Although the introduction of immune checkpoint inhibitor (ICI) therapy has led to improved survival rates for metastatic melanoma, the treatment is associated with complex disease response patterns. Indeed, ICI therapy results in a complete response in only 15 to 20 percent of cases. Select patients who develop a mixed response following ICI therapy may receive significant benefit from surgical resection, according to a retrospective study published in April 2019 in the Journal of Surgical Research.
The study is one of the first to examine the role of surgery in patients with melanoma who have been treated with ICI therapy, says the study’s senior author, Georgia Beasley, MD, MHSc, a surgical oncologist at Duke who specializes in melanoma. “There has been a lot of discussion around using surgery to clear up residual tumor following ICI, but this is one of the first reports of a defined case series,” she explains.
This kind of study is important, she adds, because treating these patients can be complicated: “A lot of patients with metastatic melanoma have been on ICI therapy. Some of their lesions may shrink in response, others may not. Even within one lesion, there can be a mixed response to a therapy. Therefore, surgery can be used to clear the patient of all known disease.”

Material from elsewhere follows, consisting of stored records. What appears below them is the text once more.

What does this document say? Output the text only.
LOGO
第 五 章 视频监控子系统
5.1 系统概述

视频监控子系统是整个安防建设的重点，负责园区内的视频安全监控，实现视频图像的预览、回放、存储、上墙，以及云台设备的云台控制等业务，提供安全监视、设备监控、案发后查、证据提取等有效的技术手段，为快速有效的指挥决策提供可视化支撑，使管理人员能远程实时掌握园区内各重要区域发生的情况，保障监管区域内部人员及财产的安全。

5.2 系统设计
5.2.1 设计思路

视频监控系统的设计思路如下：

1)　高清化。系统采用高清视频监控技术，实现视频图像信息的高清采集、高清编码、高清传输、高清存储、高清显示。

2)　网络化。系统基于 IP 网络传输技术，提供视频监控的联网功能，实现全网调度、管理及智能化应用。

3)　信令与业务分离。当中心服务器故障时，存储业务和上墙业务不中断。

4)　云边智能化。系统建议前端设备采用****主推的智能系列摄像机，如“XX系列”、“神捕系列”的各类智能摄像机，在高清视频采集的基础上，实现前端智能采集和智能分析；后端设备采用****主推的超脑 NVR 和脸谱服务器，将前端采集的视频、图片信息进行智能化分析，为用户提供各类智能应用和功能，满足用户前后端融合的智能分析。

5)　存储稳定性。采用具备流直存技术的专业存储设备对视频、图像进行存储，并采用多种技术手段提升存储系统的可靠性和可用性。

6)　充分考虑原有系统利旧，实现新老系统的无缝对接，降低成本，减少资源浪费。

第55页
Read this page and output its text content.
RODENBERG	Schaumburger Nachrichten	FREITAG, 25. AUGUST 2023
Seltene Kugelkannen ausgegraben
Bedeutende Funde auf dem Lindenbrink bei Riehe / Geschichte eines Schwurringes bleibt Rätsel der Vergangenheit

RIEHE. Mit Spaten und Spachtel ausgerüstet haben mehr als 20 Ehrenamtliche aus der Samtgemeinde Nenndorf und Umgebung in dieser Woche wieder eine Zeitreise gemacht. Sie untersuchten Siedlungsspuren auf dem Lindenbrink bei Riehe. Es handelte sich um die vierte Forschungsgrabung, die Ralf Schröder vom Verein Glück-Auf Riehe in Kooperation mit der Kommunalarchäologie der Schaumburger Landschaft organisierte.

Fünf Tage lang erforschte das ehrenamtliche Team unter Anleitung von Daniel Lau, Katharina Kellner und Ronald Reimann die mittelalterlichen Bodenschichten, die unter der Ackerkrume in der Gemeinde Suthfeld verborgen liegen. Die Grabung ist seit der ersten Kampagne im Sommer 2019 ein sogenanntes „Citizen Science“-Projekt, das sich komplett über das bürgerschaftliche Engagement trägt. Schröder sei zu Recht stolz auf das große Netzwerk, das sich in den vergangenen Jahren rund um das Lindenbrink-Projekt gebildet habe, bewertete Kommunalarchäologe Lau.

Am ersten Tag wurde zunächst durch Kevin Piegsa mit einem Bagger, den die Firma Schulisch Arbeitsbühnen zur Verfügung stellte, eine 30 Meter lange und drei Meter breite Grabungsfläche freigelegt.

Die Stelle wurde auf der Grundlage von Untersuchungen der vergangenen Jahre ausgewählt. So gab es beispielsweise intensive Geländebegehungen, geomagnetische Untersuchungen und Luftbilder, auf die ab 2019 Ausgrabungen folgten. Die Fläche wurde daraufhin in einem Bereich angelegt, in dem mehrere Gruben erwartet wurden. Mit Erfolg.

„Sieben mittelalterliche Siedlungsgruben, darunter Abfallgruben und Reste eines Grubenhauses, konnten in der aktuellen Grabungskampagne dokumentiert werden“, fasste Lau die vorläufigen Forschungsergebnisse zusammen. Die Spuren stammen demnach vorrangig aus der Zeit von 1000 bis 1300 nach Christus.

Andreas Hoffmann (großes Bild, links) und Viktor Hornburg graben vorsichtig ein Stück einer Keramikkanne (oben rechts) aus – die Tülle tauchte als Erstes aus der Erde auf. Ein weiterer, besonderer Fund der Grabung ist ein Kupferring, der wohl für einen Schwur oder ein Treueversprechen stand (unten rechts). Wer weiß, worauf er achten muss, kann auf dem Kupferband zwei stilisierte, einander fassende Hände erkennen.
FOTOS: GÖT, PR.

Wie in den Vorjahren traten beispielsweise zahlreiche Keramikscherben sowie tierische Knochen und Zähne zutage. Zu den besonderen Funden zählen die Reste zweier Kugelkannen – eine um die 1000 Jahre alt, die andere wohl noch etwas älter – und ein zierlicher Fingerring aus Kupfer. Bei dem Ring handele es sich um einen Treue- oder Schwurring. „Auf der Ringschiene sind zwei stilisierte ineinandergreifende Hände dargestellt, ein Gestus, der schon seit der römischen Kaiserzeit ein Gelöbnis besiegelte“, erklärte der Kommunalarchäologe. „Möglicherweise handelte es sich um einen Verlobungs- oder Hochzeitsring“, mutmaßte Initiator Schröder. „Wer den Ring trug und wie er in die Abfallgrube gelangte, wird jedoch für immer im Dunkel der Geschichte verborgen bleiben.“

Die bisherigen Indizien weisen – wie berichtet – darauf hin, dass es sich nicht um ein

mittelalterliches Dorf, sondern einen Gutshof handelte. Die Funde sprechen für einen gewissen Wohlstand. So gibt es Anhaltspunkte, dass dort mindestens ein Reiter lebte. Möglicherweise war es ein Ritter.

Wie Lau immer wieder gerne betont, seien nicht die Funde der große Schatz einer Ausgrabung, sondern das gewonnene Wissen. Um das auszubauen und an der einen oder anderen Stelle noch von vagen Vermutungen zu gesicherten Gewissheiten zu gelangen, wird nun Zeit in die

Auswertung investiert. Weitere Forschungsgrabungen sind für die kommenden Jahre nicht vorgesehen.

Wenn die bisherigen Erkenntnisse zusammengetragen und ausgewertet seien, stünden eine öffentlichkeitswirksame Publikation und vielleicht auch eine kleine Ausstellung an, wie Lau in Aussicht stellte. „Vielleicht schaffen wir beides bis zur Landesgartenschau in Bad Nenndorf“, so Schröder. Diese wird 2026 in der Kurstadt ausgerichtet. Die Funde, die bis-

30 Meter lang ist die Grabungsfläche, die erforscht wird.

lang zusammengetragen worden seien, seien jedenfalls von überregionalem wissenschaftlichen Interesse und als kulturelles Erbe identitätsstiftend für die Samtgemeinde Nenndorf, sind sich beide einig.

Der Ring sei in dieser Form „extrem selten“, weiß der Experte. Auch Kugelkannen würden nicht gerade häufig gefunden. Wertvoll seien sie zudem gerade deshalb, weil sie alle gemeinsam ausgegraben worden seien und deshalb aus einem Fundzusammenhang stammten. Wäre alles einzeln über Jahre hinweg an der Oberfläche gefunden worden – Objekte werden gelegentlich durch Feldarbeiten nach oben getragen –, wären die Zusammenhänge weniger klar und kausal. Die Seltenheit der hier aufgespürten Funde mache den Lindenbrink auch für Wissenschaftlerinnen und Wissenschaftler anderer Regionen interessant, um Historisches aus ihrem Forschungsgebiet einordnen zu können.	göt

To examine outcomes in patients who have undergone ICI therapy followed by surgical resection, the researchers queried two databases—the James Cancer Registry at the Ohio State University Comprehensive Cancer Center-James Cancer Hospital and the Duke Enterprise Data Unified Content Explorer at Duke University Hospital. A total of 25 patients were included in the analysis, and key outcome measures included safety, progression-free survival, and overall survival.
Surgery after ICI therapy was well tolerated in all patients, and there were no surgical complications. Overall, patients benefitted from surgery, with 92% of patients surviving at a 14-month follow-up. Of the 68 percent of patients with oligoprogressive disease (i.e., mixed response to ICI therapy), 70.6 percent maintained no evidence of disease (NED) 20.4 months after surgery. In fact, the authors noted, surgical resection remains the only definitive treatment with the potential to help patients with a mixed response achieve NED.
“The next steps are informing patients that multidisciplinary care is truly essential to optimize treatment and may require both systemic therapy and surgery,” Beasley says. “ICI does not seem to impact surgical outcomes; thus, the two can be used in combination.”